Cholate inhibits high-fat diet-induced hyperglycemia and obesity with acyl-coa synthetase mrna decrease. Ikemoto, Shinji, Mayumi Takahashi, Nobuyo Tsunoda, Kayo Maruyama, Hiroshige Itakura, Kentaro Kawanaka, Izumi Tabata, Mitsuru Higuchi, Tsuyoshi Tange, Tokuo T. Yamamoto, and Osamu Ezaki. Division of Clinical Nutrition and Health Promotion, National Institute of Health and Nutrition, Toyama, Tokyo 162, Japan, Department of Pathology, Faculty of Medicine, University of Tokyo, Tokyo 113, Japan, Tohoku University Gene Research Center, Sendai 981, Japan
APStracts 4:0064E, 1997.
The effects of sodium cholate on high-fat diet-induced hyperglycemia and obesity were investigated. Insulin resistance was estimated by measuring 2-deoxy glucose uptake in epitrochlearis muscles incubated in vitro. Addition of 0.5% cholate to high-safflower oil diet completely prevented high fat-induced hyperglycemia and obesity in C57BL/6J mice with a slight decrease of energy intake but with no inhibition of fat absorption. Furthermore, the addition of cholate decreased blood insulin levels and prevented high-fat diet-induced decrease of glucose uptake in epitrochlearis. However, there was no change in the unsaturation index of fatty acids in skeletal muscles and in GLUT4 levels by cholate. In liver, cholate addition resulted in cholesterol accumulation and completely prevented high-fat diet -induced triglyceride accumulation. The changes of triglyceride level in liver were paralleled to the changes of acyl-CoA synthetase (ACS) mRNA. ACS catalyses the formation of acyl-CoA from fatty acid, and acyl-CoA is utilized for triglyceride formation in liver.

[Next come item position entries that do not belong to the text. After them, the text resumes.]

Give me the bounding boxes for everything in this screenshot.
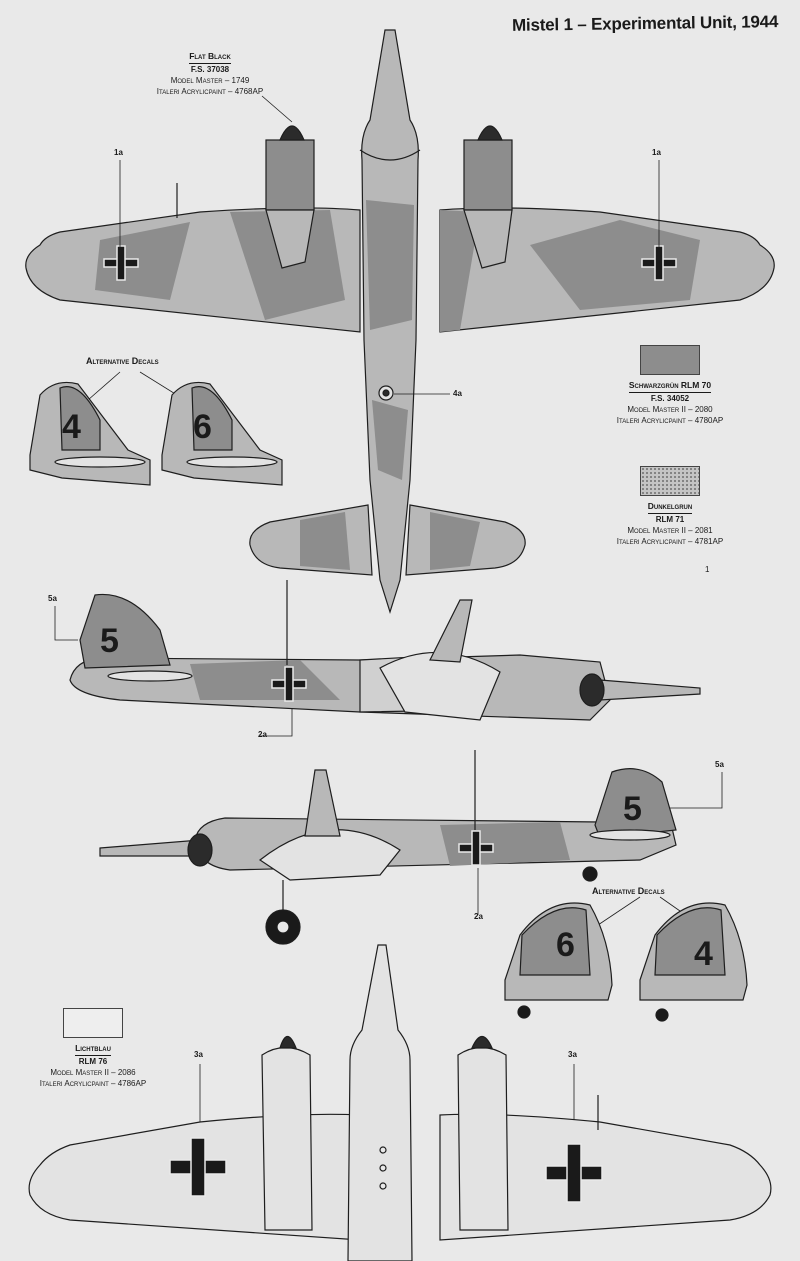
page-title: Mistel 1 – Experimental Unit, 1944 [511,12,779,35]
callout-5a-bottom: 5a [715,760,724,769]
paint-rlm70-name: Schwarzgrün RLM 70 [628,380,712,393]
paint-rlm71-italeri: Italeri Acrylicpaint – 4781AP [616,537,724,546]
side-view-right [99,750,677,945]
paint-rlm76-mm: Model Master II – 2086 [50,1068,136,1077]
paint-flat-black: Flat Black F.S. 37038 Model Master – 174… [140,51,280,97]
tail-code-top-right: 6 [193,408,212,446]
callout-3a-left: 3a [194,1050,203,1059]
paint-flat-black-name: Flat Black [189,51,231,64]
paint-rlm70: Schwarzgrün RLM 70 F.S. 34052 Model Mast… [590,345,750,426]
swatch-rlm71 [640,466,700,496]
alt-tail-4 [29,381,151,486]
alternative-decals-label-top: Alternative Decals [86,356,159,366]
paint-rlm71-name: Dunkelgrun [647,501,693,514]
paint-flat-black-mm: Model Master – 1749 [170,76,250,85]
paint-rlm71-mm: Model Master II – 2081 [627,526,713,535]
top-view [25,29,775,615]
callout-2a-top: 2a [258,730,267,739]
paint-rlm71-fs: RLM 71 [655,515,685,524]
tail-code-bottom-right: 4 [694,935,713,973]
tail-code-side-top: 5 [100,622,119,660]
paint-flat-black-italeri: Italeri Acrylicpaint – 4768AP [156,87,264,96]
alt-tail-6-lower [504,902,613,1019]
alternative-decals-label-bottom: Alternative Decals [592,886,665,896]
paint-flat-black-fs: F.S. 37038 [190,65,230,74]
alt-tail-4-lower [639,902,748,1022]
bottom-view [28,944,772,1261]
alt-tail-6 [161,381,283,486]
callout-2a-bottom: 2a [474,912,483,921]
paint-rlm76-name: Lichtblau [75,1043,111,1056]
paint-rlm70-mm: Model Master II – 2080 [627,405,713,414]
tail-code-top-left: 4 [62,408,81,446]
callout-3a-right: 3a [568,1050,577,1059]
paint-rlm76: Lichtblau RLM 76 Model Master II – 2086 … [18,1008,168,1089]
callout-1a-left: 1a [114,148,123,157]
callout-1a-right: 1a [652,148,661,157]
callout-5a-top: 5a [48,594,57,603]
paint-rlm71: Dunkelgrun RLM 71 Model Master II – 2081… [590,466,750,547]
tail-code-bottom-left: 6 [556,926,575,964]
tail-code-side-bottom: 5 [623,790,642,828]
swatch-rlm70 [640,345,700,375]
paint-rlm76-fs: RLM 76 [78,1057,108,1066]
paint-rlm76-italeri: Italeri Acrylicpaint – 4786AP [39,1079,147,1088]
paint-rlm70-italeri: Italeri Acrylicpaint – 4780AP [616,416,724,425]
balkenkreuz-left-wing [103,245,139,281]
callout-4a: 4a [453,389,462,398]
swatch-rlm76 [63,1008,123,1038]
paint-rlm70-fs: F.S. 34052 [650,394,690,403]
callout-1-small: 1 [705,565,710,574]
side-view-left [69,580,701,721]
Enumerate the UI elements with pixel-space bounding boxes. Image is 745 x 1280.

ACS has a sterol responsive element 1 (SRE-1) in its promoter region. These data indicate that the favorable effects of cholate could be partly the result of down regulation of ACS mRNA.

Received 23 October 1996; accepted in final form 20 February
1997.
APS Manuscript Number E528-6.
Article publication pending Am. J. Physiol. (Endocrinol. Metab.).